At 22:24 31/07/2007, Thomas Narten wrote:
We intended the term "site" to be a fairly general term, one that
includes pretty much any topologically distinct thing that connects to
the internet. This includes home users. It is also NOT restricted to
just larger enterprises or ASes. We'll add a clarifying definition to
the document.

Dear Thomas,
I am sorry but "5. Provides meaningful benefits to the parties who bear the costs of deploying and maintaining the technology." is an error. What we want is to provide meaningful benefits to the users. The users are those who have the money but no incentive today. Their satisfaction is the benefit for the parties who beat the costs, because they will pay. Not the IETF.


The incentives for them the users are:

- to get presentation layer warranties. Each network application tries to build its own virtual presentation layer features. IDNs and 200 languages. ccTLD with 193 countries. RFC4646 and 7,500 languages. Addressing does not, while there is an unlimited need.

- as a result SNHN (small networks/home networks) have not been considered and their addressing area has not been protected and supported by the addressing format which is for them no better than a NAT.

- privacy, security, national policies require that the "sites" can decide of their routing.

Addressing is to point fixed, mobile, virtual targets on "the semantic distributed networks of the decentralized logical network of the centralized ISP/Corp/SNHN bandwidth networks" in order to flow a traffic of fractal natue. To match the resulting diversity and routing constraints (path, access, and content) presentation layer equivalence is of the essence (whatever you name it: presentations, externets, groups/classes, views, closed user groups, etc.) I looked for "presentation layer" in the list's archive.

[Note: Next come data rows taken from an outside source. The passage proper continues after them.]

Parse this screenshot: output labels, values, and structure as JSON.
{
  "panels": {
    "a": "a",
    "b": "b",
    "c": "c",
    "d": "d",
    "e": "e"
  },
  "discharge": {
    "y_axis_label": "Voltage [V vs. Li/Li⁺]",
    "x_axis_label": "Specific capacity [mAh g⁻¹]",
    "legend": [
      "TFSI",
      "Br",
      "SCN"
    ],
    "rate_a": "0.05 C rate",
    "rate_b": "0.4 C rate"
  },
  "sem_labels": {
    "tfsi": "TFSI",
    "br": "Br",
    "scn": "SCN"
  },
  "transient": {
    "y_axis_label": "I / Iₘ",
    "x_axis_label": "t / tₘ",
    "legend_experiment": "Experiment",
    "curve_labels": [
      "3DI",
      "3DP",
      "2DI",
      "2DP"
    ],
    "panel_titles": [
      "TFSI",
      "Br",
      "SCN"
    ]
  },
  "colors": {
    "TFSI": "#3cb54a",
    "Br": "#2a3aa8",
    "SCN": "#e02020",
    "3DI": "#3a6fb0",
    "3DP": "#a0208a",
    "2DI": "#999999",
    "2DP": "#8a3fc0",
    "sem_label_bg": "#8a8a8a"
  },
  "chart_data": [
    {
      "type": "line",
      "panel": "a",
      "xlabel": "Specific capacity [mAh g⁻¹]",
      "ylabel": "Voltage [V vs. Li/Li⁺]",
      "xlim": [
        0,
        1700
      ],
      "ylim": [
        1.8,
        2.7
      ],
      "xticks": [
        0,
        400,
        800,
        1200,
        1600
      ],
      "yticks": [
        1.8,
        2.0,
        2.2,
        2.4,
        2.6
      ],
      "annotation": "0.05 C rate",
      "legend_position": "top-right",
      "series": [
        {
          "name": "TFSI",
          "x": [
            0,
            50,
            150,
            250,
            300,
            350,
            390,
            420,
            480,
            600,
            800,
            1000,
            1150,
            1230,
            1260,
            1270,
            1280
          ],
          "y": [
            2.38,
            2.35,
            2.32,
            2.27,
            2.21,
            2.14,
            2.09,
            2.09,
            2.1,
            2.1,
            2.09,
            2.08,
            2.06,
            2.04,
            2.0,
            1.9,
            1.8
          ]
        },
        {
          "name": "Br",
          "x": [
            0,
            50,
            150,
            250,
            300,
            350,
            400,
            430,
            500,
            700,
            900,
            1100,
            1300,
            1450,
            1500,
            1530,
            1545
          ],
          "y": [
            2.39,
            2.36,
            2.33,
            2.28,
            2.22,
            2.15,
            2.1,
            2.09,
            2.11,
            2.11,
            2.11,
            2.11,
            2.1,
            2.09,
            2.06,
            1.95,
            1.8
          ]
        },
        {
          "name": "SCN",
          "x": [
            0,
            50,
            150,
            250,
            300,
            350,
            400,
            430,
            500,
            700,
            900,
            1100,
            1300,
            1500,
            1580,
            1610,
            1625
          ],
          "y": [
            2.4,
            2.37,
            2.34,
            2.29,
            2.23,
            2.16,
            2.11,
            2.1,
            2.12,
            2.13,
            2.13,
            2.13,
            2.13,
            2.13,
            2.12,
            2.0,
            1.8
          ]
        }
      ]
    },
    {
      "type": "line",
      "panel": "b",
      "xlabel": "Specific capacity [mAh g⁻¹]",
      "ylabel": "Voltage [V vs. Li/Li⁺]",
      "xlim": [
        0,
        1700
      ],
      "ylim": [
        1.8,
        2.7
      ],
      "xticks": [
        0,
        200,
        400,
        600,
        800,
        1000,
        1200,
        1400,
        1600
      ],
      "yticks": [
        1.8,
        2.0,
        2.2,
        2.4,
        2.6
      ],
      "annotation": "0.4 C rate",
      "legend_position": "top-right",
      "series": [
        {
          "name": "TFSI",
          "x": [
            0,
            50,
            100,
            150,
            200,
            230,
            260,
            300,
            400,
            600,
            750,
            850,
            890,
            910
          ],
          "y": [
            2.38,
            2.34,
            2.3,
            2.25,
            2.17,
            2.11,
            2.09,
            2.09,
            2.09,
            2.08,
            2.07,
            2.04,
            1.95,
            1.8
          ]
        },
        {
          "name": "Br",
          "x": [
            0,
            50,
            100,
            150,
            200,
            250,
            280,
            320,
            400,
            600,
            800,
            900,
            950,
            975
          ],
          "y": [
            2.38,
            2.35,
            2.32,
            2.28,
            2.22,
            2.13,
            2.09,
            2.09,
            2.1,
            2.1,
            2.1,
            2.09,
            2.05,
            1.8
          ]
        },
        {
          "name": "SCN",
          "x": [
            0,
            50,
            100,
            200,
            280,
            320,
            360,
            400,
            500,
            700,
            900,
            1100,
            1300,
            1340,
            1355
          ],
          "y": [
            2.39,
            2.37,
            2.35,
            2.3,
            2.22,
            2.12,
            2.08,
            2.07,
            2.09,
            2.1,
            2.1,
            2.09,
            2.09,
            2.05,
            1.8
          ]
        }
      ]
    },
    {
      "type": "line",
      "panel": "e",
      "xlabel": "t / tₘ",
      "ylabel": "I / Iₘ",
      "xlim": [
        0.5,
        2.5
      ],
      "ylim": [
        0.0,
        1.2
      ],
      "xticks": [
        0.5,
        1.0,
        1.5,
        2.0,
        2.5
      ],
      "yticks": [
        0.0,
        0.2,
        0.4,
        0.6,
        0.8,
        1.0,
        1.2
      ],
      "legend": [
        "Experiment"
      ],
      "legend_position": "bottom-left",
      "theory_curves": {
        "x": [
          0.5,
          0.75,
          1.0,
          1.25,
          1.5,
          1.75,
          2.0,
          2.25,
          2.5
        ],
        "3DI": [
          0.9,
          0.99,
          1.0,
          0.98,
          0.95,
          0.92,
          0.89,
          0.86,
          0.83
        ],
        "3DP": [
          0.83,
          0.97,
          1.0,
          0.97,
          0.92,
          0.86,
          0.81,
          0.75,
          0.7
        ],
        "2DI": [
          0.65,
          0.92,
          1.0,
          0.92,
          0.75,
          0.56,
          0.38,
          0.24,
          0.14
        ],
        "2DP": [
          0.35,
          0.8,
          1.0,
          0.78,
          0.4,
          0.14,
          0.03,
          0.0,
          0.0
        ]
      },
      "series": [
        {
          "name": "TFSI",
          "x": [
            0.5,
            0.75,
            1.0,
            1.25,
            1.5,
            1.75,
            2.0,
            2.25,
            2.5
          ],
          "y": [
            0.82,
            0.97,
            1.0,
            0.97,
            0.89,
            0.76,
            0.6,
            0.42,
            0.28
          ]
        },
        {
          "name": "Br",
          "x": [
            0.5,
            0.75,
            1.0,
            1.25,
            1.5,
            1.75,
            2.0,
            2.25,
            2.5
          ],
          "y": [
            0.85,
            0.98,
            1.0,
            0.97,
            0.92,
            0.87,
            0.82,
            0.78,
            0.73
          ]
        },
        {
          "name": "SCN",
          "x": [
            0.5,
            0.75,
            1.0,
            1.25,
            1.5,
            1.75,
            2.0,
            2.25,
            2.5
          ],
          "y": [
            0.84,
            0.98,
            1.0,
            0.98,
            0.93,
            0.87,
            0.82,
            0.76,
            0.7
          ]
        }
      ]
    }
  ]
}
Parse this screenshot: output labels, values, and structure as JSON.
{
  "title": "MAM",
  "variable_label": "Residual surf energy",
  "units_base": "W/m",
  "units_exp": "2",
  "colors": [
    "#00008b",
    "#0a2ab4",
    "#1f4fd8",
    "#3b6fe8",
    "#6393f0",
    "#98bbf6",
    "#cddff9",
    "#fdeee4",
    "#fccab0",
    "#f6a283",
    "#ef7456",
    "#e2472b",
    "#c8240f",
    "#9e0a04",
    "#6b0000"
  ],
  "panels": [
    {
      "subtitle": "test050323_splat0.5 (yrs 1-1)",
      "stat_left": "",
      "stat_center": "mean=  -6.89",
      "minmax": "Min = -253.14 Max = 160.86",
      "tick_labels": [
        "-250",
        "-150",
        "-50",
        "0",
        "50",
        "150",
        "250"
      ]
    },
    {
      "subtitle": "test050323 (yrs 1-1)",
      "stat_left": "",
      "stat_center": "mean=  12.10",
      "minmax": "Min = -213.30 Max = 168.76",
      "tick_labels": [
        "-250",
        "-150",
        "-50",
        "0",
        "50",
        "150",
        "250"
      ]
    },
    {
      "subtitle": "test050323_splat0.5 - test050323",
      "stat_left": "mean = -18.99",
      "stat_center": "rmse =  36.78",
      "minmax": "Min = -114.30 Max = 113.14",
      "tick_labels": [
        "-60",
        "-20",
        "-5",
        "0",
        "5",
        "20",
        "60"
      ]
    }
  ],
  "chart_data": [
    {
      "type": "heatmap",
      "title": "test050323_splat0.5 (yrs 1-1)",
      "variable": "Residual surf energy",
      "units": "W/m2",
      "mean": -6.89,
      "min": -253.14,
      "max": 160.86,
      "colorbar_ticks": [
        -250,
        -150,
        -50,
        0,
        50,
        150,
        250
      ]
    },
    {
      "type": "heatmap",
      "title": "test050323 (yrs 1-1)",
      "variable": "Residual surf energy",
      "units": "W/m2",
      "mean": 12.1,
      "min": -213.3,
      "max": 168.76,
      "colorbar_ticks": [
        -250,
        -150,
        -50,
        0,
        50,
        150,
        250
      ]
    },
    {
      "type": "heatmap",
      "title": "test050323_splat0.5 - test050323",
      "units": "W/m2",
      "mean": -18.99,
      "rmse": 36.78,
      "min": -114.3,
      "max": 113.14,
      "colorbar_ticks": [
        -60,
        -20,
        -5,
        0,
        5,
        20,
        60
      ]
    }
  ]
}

I did not find it a single occurence.

Such a layer could be implemented in part through the addressing structure. Multi-level addressing also can help it. May be there are other possibilities. This should also be investigated through a "smart NIMROD"? It could be involved in getting some control on routing? Whatever the solution retained, it should provide the best addressing and operational environment to "plug-and-play" standardized sub-addresses.